Il faut aussi comprendre le contexte industriel. TVA Sports traverse une période de déclin d'entreprise. La perte annoncée des droits de la LNH en 2026 mettra fin à une ère entamée en 2014, lorsque Québecor avait arraché à RDS une partie du contrat national.

Depuis, le réseau n’a jamais vraiment réussi à se construire une identité propre. Ses équipes de description ont été constamment comparées à celles de RDS. Ses figures les plus polarisantes ont été scrutées, ridiculisées, taillée en pièce sur les réseaux sociaux.

L’été 2025, avec les bourdes autour de Mboko et l’entrevue ratée de Michel Godbout, a encore accentué cette spirale de moqueries. Sur TikTok et X, TVA Sports est devenue une marque dont on se moque avant même d’écouter.

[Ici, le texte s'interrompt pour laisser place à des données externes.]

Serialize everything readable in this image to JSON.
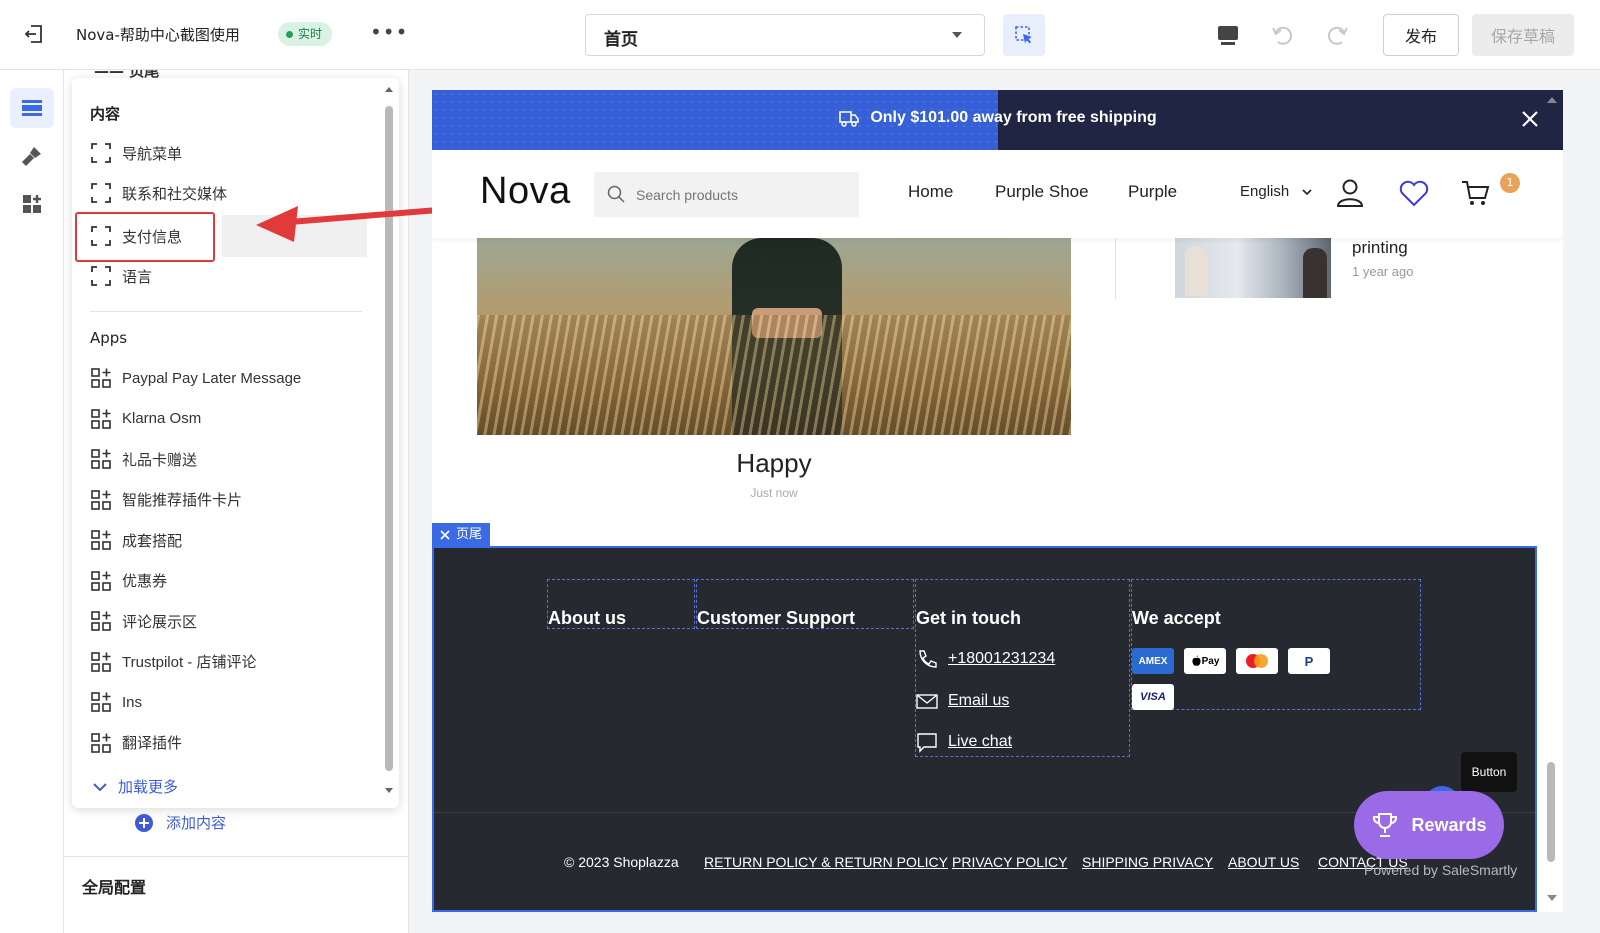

Dans ce paysage abîmé, la persistance de Bergeron et Séguin relève presque d’un acte de défi.

Michel Bergeron, malgré ses problèmes de santé, malgré ses regrets personnels accumulés, revient en studio comme on revient sur une patinoire une dernière fois : par amour du jeu, par refus de céder, par instinct de survie médiatique.

Félix Séguin, malgré les attaques "non-stop", reprend le micro comme un boxeur amoché qui refuse de jeter la serviette.

TVA Sports, de son côté, les garde en première ligne, consciente que leur simple présence crée de la discussion, donc de la visibilité.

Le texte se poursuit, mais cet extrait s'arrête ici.